Savara Begins Rolling BLA for Molbreevi for Rare Lung Disease

Pharmaceutical company Savara has initiated a rolling biologics license application (BLA) with the FDA for its drug Molbreevi (molgramostim) as potential treatment of the rare lung disease autoimmune pulmonary alveolar proteinosis (aPAP), according to a recent press release.

Savara expects to complete the submission by the end of the first quarter of 2025. The company will request a priority review of the BLA when submission is completed. Molbreevi was granted fast track and breakthrough therapy designations in 2019, orphan drug designation for the treatment of aPAP.

Autoimmune pulmonary alveolar proteinosis is a rare lung disease that affects approximately 7 in 1 million people in the United States, the American Lung Association says. It is caused by a build up of proteins and fats in the alveoli, or air sacs, of the lungs, which prevents air from getting through the alveoli. Patients with aPAP experience shortness of breath, cough and secondary lung infections. In severe cases, a lung transplant may be required. The only option to clear excess fluid from the lungs is by performing a lung lavage, in which the lung is flushed out by upwards of 50L of saline and then drained by gravity.

Molbreevi is a recombinant human granulocyte-macrophage colony-stimulating factor (GM-CSF) that is administered using a nebulizer. Molbreevi is believed to activate macrophages in the lung alveoli, thus potentially restoring their ability to clear the build up of proteins and fats.

The application for Molbreevi is based on data from the ongoing phase 3 IMPALA-2 global trial in which 164 patients received Molbreevi or placebo. Effectiveness was measured using the diffusing capacity for carbon monoxide (DLCO) test, which measures how well the lungs transfer gas from the air into the bloodstream.
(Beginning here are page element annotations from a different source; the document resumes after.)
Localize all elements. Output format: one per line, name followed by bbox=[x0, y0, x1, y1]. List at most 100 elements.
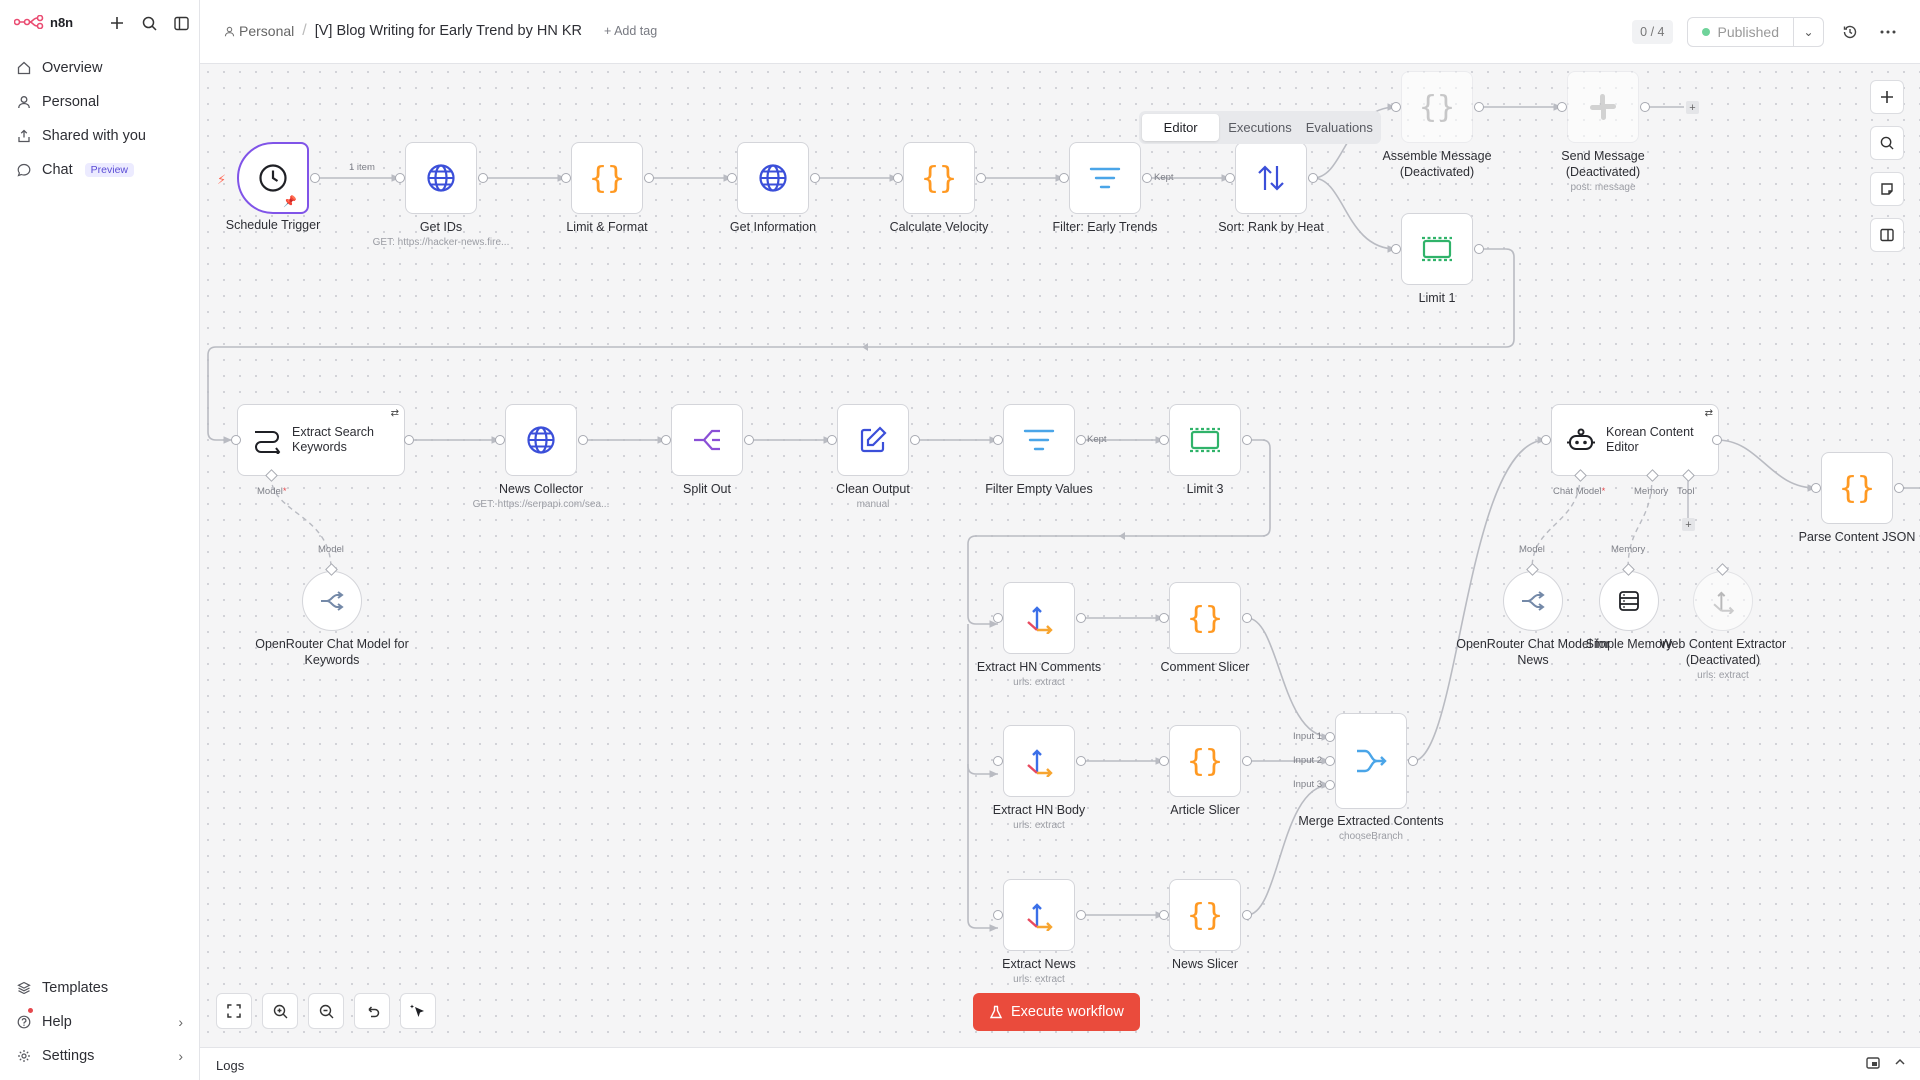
sidebar-toggle-icon[interactable] bbox=[170, 12, 192, 34]
chevron-up-icon[interactable] bbox=[1894, 1056, 1906, 1073]
input-port[interactable] bbox=[1225, 173, 1235, 183]
output-port[interactable] bbox=[1076, 910, 1086, 920]
input-port[interactable] bbox=[893, 173, 903, 183]
sticky-note-icon[interactable] bbox=[1870, 172, 1904, 206]
node-limit-1[interactable] bbox=[1401, 213, 1473, 285]
node-schedule-trigger[interactable]: 📌 bbox=[237, 142, 309, 214]
add-node-button[interactable]: + bbox=[1686, 101, 1699, 114]
node-get-ids[interactable] bbox=[405, 142, 477, 214]
output-port[interactable] bbox=[310, 173, 320, 183]
input-port[interactable] bbox=[993, 613, 1003, 623]
node-korean-content-editor[interactable]: Korean Content Editor ⇄ bbox=[1551, 404, 1719, 476]
workflow-title[interactable]: [V] Blog Writing for Early Trend by HN K… bbox=[315, 23, 582, 39]
ai-cursor-icon[interactable] bbox=[400, 993, 436, 1029]
add-tag-button[interactable]: + Add tag bbox=[604, 24, 657, 38]
node-sort-rank[interactable] bbox=[1235, 142, 1307, 214]
add-tool-button[interactable]: + bbox=[1682, 518, 1695, 531]
sidebar-item-help[interactable]: Help › bbox=[8, 1005, 191, 1039]
execute-workflow-button[interactable]: Execute workflow bbox=[973, 993, 1140, 1031]
brand[interactable]: n8n bbox=[14, 12, 73, 32]
undo-icon[interactable] bbox=[354, 993, 390, 1029]
node-calculate-velocity[interactable]: {} bbox=[903, 142, 975, 214]
node-comment-slicer[interactable]: {} bbox=[1169, 582, 1241, 654]
node-limit-3[interactable] bbox=[1169, 404, 1241, 476]
node-extract-hn-comments[interactable] bbox=[1003, 582, 1075, 654]
input-port[interactable] bbox=[1159, 910, 1169, 920]
input-port[interactable] bbox=[993, 435, 1003, 445]
logs-panel[interactable]: Logs bbox=[200, 1047, 1920, 1080]
input-port[interactable] bbox=[993, 910, 1003, 920]
node-article-slicer[interactable]: {} bbox=[1169, 725, 1241, 797]
search-icon[interactable] bbox=[138, 12, 160, 34]
input-port[interactable] bbox=[231, 435, 241, 445]
input-port[interactable] bbox=[1159, 435, 1169, 445]
input-port[interactable] bbox=[1811, 483, 1821, 493]
sidebar-item-templates[interactable]: Templates bbox=[8, 971, 191, 1005]
plus-icon[interactable] bbox=[106, 12, 128, 34]
input-port[interactable] bbox=[661, 435, 671, 445]
output-port[interactable] bbox=[810, 173, 820, 183]
input-port[interactable] bbox=[561, 173, 571, 183]
node-openrouter-news[interactable] bbox=[1503, 571, 1563, 631]
node-web-content-extractor[interactable] bbox=[1693, 571, 1753, 631]
output-port[interactable] bbox=[1408, 756, 1418, 766]
output-port[interactable] bbox=[1142, 173, 1152, 183]
history-icon[interactable] bbox=[1838, 20, 1862, 44]
node-split-out[interactable] bbox=[671, 404, 743, 476]
node-merge-extracted-contents[interactable] bbox=[1335, 713, 1407, 809]
more-options-icon[interactable] bbox=[1876, 20, 1900, 44]
tab-evaluations[interactable]: Evaluations bbox=[1301, 114, 1378, 141]
zoom-in-icon[interactable] bbox=[262, 993, 298, 1029]
sidebar-item-chat[interactable]: Chat Preview bbox=[8, 153, 191, 187]
node-send-message[interactable] bbox=[1567, 71, 1639, 143]
output-port[interactable] bbox=[1242, 435, 1252, 445]
input-port[interactable] bbox=[1159, 613, 1169, 623]
output-port[interactable] bbox=[976, 173, 986, 183]
sidebar-item-settings[interactable]: Settings › bbox=[8, 1039, 191, 1073]
input-port[interactable] bbox=[1557, 102, 1567, 112]
output-port[interactable] bbox=[1076, 756, 1086, 766]
output-port[interactable] bbox=[1474, 244, 1484, 254]
add-node-icon[interactable] bbox=[1870, 80, 1904, 114]
search-icon[interactable] bbox=[1870, 126, 1904, 160]
output-port[interactable] bbox=[1474, 102, 1484, 112]
input-port[interactable] bbox=[1159, 756, 1169, 766]
output-port[interactable] bbox=[1308, 173, 1318, 183]
node-openrouter-keywords[interactable] bbox=[302, 571, 362, 631]
input-port[interactable] bbox=[827, 435, 837, 445]
workflow-canvas[interactable]: Editor Executions Evaluations ⚡ 📌 Schedu… bbox=[200, 64, 1920, 1047]
input-port[interactable] bbox=[395, 173, 405, 183]
node-news-collector[interactable] bbox=[505, 404, 577, 476]
input-port[interactable] bbox=[993, 756, 1003, 766]
input-port[interactable] bbox=[1391, 102, 1401, 112]
popout-icon[interactable] bbox=[1866, 1056, 1880, 1073]
input-port[interactable] bbox=[495, 435, 505, 445]
output-port[interactable] bbox=[478, 173, 488, 183]
input-port[interactable] bbox=[1059, 173, 1069, 183]
output-port[interactable] bbox=[644, 173, 654, 183]
node-filter-empty-values[interactable] bbox=[1003, 404, 1075, 476]
node-extract-search-keywords[interactable]: Extract Search Keywords ⇄ bbox=[237, 404, 405, 476]
zoom-out-icon[interactable] bbox=[308, 993, 344, 1029]
node-parse-content-json[interactable]: {} bbox=[1821, 452, 1893, 524]
node-get-information[interactable] bbox=[737, 142, 809, 214]
fit-view-icon[interactable] bbox=[216, 993, 252, 1029]
output-port[interactable] bbox=[1242, 756, 1252, 766]
node-filter-early-trends[interactable] bbox=[1069, 142, 1141, 214]
output-port[interactable] bbox=[1242, 910, 1252, 920]
output-port[interactable] bbox=[1076, 613, 1086, 623]
output-port[interactable] bbox=[404, 435, 414, 445]
output-port[interactable] bbox=[744, 435, 754, 445]
tab-editor[interactable]: Editor bbox=[1142, 114, 1220, 141]
node-assemble-message[interactable]: {} bbox=[1401, 71, 1473, 143]
input-port[interactable] bbox=[1325, 732, 1335, 742]
panel-toggle-icon[interactable] bbox=[1870, 218, 1904, 252]
sidebar-item-shared[interactable]: Shared with you bbox=[8, 119, 191, 153]
output-port[interactable] bbox=[1712, 435, 1722, 445]
node-clean-output[interactable] bbox=[837, 404, 909, 476]
output-port[interactable] bbox=[1242, 613, 1252, 623]
input-port[interactable] bbox=[1325, 780, 1335, 790]
output-port[interactable] bbox=[1640, 102, 1650, 112]
node-extract-hn-body[interactable] bbox=[1003, 725, 1075, 797]
input-port[interactable] bbox=[727, 173, 737, 183]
Topline data released in June 2024 show the trial met its primary endpoint. At week 24, there was a statistically significant change from baseline in DLCO. Additionally, this was sustained at week 48, a secondary endpoint, which demonstrated durability of effect.

The frequency of adverse events was generally similar between treatment groups. Two patients (2.5%) discontinued Molbreevi treatment due to adverse events, both of which were considered unrelated to trial drug. The most commonly reported adverse events in the Molbreevi group were COVID-19, cough, and pyrexia, with COVID-19 occurring more frequently with Molbreevi than with placebo.

In September 2024, the company began an expanded access program to provide patients with early access to Molbreevi. The program enables physicians to require the drug for eligible patients.